L'Angola doit se doter d'un «régime juridique interne et d'institutions fortes» pour résoudre les problèmes liés à la discrimination raciale, a défendu aujourd'hui un membre de la Commission intersectorielle de préparation des rapports nationaux sur les droits de l'homme (CIERNDH).

Aguinaldo Cristóvão, qui s’adressait à Lusa dans le cadre d’un séminaire sur la Convention internationale sur l’élimination de toutes les formes de discrimination raciale, a déclaré qu ’« il n’est pas souhaitable »que les questions de discrimination raciale, qui surviennent, par exemple, en Angola, soient tranchées. organismes internationaux.

"Il n'est pas souhaitable que ces questions soient décidées, par exemple, par le Comité international contre toutes les formes de discrimination raciale, mais cela se produit, c'est un mécanisme de soutien dans le cadre de la Commission des droits de l'homme des Nations Unies", a-t-il déclaré.

L'Angola a ratifié la Convention internationale sur l'élimination de toutes les formes de discrimination raciale en octobre 2019, par la résolution n ° 35/19 de l'Assemblée nationale du 9 juillet.

En tant qu'État partie, l'Angola a l'obligation de soumettre périodiquement des rapports sur sa mise en œuvre dans le pays, qui sont établis par le CIERNDH.

Selon le membre du CIERNDH, qui s'est exprimé lors de la réunion sur les dispositions et les défis pour la mise en œuvre de la convention en Angola, «la connaissance effective de l'instrument et de ses règles» est l'un des premiers défis du pays.

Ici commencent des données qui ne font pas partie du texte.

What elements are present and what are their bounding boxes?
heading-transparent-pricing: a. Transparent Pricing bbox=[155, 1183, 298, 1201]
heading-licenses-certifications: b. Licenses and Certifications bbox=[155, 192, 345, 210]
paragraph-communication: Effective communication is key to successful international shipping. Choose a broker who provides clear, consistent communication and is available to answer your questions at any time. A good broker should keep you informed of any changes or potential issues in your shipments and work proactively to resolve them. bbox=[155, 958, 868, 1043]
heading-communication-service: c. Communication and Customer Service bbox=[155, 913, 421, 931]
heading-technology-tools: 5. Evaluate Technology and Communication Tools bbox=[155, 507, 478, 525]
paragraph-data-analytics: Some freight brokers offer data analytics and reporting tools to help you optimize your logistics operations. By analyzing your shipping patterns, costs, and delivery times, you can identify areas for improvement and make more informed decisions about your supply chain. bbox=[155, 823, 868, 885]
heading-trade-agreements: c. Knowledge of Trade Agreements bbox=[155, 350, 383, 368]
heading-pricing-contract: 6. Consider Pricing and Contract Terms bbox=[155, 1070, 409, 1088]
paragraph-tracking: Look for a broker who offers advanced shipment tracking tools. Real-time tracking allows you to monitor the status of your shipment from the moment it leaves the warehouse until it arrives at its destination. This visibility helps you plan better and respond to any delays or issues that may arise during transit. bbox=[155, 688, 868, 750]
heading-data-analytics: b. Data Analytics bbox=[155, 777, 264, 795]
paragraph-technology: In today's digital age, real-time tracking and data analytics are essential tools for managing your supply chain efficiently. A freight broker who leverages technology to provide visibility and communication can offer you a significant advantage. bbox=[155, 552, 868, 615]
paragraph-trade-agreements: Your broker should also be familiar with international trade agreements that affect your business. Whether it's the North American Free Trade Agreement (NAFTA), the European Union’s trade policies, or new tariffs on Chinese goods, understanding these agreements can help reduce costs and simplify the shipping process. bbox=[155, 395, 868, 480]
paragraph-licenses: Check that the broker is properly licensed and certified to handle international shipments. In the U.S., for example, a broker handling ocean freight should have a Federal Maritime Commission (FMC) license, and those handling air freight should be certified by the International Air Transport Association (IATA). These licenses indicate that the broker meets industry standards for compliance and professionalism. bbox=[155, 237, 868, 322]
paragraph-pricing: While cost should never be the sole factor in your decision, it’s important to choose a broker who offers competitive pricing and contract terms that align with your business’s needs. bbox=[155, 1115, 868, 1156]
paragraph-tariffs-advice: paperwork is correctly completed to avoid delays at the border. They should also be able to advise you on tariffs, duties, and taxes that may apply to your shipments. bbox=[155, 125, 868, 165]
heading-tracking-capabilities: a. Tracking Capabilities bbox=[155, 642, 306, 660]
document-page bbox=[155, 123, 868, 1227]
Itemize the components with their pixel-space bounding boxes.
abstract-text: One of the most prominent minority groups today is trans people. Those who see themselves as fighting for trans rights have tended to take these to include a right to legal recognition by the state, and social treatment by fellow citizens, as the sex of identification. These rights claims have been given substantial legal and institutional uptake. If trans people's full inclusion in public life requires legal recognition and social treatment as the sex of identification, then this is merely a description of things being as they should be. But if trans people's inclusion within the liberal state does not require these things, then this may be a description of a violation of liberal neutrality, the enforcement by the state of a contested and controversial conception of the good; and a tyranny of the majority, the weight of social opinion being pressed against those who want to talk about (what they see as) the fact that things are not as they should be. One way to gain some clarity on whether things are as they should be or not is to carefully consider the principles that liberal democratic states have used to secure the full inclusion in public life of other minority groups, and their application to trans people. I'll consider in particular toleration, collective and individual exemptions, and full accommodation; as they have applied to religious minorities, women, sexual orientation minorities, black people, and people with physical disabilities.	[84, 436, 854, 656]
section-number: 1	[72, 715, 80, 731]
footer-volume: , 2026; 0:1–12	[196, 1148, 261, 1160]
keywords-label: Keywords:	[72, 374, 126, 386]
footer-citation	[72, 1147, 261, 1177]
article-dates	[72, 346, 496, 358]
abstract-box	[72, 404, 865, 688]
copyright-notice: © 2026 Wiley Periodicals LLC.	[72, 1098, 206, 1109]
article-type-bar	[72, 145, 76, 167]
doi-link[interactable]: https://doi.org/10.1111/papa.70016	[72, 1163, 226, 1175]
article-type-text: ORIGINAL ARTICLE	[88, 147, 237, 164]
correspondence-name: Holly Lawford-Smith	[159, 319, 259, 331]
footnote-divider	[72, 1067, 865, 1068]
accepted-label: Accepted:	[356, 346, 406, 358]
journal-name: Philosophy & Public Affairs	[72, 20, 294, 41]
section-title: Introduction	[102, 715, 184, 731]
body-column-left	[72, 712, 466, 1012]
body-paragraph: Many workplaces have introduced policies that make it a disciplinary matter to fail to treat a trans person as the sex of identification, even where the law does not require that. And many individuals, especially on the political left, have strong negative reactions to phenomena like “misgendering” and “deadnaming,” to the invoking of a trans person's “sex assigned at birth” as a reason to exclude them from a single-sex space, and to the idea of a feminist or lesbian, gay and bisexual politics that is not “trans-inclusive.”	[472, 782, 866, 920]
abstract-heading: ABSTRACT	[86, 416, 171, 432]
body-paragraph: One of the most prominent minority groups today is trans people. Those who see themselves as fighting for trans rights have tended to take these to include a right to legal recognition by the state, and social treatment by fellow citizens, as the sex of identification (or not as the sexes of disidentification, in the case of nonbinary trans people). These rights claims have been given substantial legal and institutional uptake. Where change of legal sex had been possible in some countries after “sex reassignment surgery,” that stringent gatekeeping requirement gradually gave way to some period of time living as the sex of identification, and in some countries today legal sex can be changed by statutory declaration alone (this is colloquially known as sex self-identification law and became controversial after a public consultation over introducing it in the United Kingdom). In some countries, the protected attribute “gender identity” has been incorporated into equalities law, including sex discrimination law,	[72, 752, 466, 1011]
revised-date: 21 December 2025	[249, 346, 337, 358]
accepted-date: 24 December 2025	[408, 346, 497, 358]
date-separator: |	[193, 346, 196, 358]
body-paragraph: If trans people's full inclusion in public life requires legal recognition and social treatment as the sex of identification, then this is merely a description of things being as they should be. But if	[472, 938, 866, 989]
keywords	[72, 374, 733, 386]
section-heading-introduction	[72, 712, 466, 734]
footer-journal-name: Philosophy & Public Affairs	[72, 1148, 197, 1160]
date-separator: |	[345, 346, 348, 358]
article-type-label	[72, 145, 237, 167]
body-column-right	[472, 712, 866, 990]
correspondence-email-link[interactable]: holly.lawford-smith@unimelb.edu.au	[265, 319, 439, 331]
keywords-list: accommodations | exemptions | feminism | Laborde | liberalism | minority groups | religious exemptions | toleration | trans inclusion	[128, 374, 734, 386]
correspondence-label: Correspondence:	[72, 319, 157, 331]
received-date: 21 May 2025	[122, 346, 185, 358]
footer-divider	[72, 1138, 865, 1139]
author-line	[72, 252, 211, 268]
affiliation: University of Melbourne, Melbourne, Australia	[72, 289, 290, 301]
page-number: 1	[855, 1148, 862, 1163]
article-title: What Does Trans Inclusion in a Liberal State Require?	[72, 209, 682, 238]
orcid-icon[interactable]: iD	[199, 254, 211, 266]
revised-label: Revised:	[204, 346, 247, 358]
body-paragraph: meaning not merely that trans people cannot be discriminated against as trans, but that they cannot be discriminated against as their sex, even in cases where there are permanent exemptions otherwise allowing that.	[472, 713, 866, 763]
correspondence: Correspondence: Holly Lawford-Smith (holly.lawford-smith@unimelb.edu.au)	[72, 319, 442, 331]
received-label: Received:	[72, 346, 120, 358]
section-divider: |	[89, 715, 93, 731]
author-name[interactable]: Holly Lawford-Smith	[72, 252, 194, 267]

"Cela inclut la formation et la qualification des agents publics et privés et c'est l'exercice que nous faisons ici", a-t-il ajouté.

Le même responsable a souligné l'implication de la société, visant des «efforts conjoints», pour la mise en œuvre effective de la convention comme un autre défi pour l'Angola, qui «ouvre aujourd'hui la voie de la préparation d'un rapport officiel» sur cette question.

Pour Aguinaldo Cristóvão, le thème de la discrimination raciale doit servir à refléter comment il se fait qu'au niveau du système juridique angolais, il faut "regarder la question" et il faut "incorporer ces règles" dans le "droit interne".

A cette occasion, les autorités angolaises ont admis des «cas isolés» de discrimination raciale, «mais non institutionnelle», garantissant que des données seront collectées pour préparer un rapport.

Le séminaire a été promu, à Luanda, par le Ministère de la justice et des droits de l'homme, avec le soutien du Fonds de développement des Nations Unies (PNUD).